DFB-Pokal

Gladbach - Bayern 5:0 | Max Eberl hebt zwei Spieler hervor

Mönchengladbach erlebt historisches Novum

Hütter sieht "fast perfektes Spiel" - Eberl hebt zwei Spieler hervor

Ihr Plan ging voll auf: Breel Embolo (li.) und Adi Hütter.

Ihr Plan ging voll auf: Breel Embolo (li.) und Adi Hütter. Borussia Moenchengladbach via Getty Images

"Es war heute ein fast perfektes Spiel, ein historischer Sieg", eröffnete Hütter sein Statement auf der Pressekonferenz nach Spielschluss des 5:0 gegen den Rekordmeister.
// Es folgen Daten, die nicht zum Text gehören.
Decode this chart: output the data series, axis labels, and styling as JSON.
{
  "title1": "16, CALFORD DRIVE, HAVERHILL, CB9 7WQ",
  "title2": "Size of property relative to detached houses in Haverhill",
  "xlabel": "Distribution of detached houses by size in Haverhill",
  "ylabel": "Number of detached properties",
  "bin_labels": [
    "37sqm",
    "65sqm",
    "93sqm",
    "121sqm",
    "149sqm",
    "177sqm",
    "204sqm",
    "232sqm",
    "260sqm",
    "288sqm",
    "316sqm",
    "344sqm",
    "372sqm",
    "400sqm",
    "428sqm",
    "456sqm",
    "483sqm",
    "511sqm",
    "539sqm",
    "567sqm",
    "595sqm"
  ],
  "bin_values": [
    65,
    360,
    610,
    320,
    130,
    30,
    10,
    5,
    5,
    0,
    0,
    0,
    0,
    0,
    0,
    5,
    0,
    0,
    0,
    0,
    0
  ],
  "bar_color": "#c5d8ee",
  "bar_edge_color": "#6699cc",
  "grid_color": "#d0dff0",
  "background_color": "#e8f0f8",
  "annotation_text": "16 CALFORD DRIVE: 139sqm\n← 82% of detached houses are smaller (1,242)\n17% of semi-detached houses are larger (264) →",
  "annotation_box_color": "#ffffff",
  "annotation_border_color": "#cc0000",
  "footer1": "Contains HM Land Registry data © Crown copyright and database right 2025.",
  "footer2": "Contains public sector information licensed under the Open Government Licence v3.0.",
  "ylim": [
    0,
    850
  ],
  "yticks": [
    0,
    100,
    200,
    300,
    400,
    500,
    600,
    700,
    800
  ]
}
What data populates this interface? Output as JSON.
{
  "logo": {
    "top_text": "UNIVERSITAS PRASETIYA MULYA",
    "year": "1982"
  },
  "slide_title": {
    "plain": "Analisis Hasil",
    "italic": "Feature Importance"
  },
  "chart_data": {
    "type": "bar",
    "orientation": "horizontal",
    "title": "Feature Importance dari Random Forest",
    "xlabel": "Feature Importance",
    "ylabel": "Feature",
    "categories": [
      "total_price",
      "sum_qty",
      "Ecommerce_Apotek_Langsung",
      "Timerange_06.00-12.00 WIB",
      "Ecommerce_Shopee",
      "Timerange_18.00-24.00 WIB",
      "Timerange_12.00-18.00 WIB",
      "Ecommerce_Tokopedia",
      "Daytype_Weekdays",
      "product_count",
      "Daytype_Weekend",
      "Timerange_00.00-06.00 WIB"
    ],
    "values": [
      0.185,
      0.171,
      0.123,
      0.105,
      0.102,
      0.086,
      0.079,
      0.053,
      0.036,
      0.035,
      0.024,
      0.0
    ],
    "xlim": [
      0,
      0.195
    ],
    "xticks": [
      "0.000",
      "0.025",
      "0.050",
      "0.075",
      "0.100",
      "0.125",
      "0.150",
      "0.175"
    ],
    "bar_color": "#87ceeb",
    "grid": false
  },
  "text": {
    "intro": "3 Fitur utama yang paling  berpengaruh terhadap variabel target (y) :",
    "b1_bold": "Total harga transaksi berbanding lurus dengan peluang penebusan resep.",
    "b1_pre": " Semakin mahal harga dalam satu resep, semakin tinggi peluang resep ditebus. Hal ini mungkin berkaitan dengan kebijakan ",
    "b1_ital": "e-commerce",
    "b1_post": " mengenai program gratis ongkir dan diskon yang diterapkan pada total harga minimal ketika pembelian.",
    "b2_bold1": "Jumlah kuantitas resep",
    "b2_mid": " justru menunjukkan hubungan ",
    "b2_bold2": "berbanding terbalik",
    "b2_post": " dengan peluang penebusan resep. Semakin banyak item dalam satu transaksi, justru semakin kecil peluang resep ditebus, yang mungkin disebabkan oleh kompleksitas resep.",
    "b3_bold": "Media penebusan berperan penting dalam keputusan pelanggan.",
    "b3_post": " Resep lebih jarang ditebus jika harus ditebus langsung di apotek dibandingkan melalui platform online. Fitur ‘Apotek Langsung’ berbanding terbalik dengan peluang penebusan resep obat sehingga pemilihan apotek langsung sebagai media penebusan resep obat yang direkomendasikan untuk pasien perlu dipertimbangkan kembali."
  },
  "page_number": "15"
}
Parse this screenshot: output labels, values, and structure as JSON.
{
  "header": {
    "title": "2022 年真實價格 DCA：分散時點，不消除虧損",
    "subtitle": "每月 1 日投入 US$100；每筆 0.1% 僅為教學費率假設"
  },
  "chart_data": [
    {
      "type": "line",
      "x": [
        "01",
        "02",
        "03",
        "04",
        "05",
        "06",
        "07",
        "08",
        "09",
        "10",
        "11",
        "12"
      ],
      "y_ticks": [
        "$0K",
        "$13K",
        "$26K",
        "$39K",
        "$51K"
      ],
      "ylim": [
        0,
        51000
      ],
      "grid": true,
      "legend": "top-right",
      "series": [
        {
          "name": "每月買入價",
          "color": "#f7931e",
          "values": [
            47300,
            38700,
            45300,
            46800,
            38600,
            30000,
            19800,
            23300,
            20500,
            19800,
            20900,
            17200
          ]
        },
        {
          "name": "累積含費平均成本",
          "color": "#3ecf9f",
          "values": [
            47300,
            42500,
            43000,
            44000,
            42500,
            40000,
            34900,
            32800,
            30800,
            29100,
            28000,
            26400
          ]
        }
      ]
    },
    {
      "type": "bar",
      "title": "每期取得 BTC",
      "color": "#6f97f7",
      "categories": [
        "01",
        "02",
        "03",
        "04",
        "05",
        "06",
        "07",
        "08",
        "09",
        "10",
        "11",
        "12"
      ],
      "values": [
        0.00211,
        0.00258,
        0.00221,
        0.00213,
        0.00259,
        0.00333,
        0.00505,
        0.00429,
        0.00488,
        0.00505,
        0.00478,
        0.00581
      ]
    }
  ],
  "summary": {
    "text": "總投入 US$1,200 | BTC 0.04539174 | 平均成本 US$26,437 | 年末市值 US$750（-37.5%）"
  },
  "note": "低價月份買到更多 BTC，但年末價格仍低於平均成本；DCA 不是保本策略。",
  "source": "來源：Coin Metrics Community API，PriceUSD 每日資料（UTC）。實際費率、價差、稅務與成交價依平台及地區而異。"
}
Historisch aus Gladbacher Sicht, "weil wir im Pokal noch nie gegen die Bayern gewonnen haben", wie Hütter selbst im Vorfeld offenbar mitbekommen hatte.

Historisch aber auch für den Österreicher selbst, denn: "Was mich viel mehr freut, ist die Leistung, die wir gezeigt haben. Wir waren von der ersten Minute an dominant, und die ersten 20 Minuten ... ich kann mich nicht erinnern, dass ich sowas Gutes von einer Mannschaft von mir schonmal erlebt habe", so Hütter, der vor fast genau zwei Jahren mit Eintracht Frankfurt in der Bundesliga mit 5:1 gegen den FCB gewonnen hatte. "Teilweise" habe sein Team "die Bayern mit den eigenen Waffen geschlagen".

Hütters Plan mit Embolo geht voll auf

Auch sein eigener Matchplan war offenbar voll aufgegangen. "Wir haben Bayern gut analysiert", sagte Hütter in der ARD. "Sie stehen sehr hoch und mutig. Wir wollten Breel Embolo dahinter bekommen, das haben wir geschafft." Der Schweizer entwickelte sich zum überragenden Mann in der Partie, war an allen fünf Toren beteiligt. "Er hat genau das gemacht, was wir in der Analyse besprochen haben. Bayern steht sehr hoch, teilweise im Eins-gegen-eins. Da kann er mit seiner Wucht einiges machen."

Eberl hebt zwei Spieler hervor

Auch Sportdirektor Max Eberl hob bei "Sky" den Stürmer gesondert aus dem starken Gladbacher Kollektiv explizit hervor. Zwar sei das "schwierig bei so einer Leistung", aber: "Breel Embolo muss genannt werden als großartiger Spieler heute." Doch noch einen anderen Akteur hatte Eberl besonders stark gesehen - und der stand nicht mal in der Nähe der Torschützenliste. "Nico Elvedi hat ein herausragendes Spiel gegen Lewandowski gemacht", lobte Eberl. Der Pole war über die gesamten 90 Minuten quasi abgemeldet, hatte keine einzige zwingende Torchance.

"Ich denke, dass wir sie wirklich beeindruckt haben", sagte Eberl mit Blick auf den Gegner. "Sie waren ratlos - aus welchem Grund auch immer." Und auch einen kleinen Verweis auf das große Ganze hatte der Borussia-Architekt noch parat. Dass der FC Bayern erneut in der 2. Runde ausgeschieden ist, sei "schön für die Bundesliga und für den Pokal", so der Sportdirektor. "Das Double können sie schonmal nicht holen." Stattdessen könnte eines von Eberls großen Zielen wahr werden: "Mein großes Ziel ist es, mal so ein Finale zu erreichen." Einer der größten Brocken wäre ja schonmal aus dem Weg geräumt.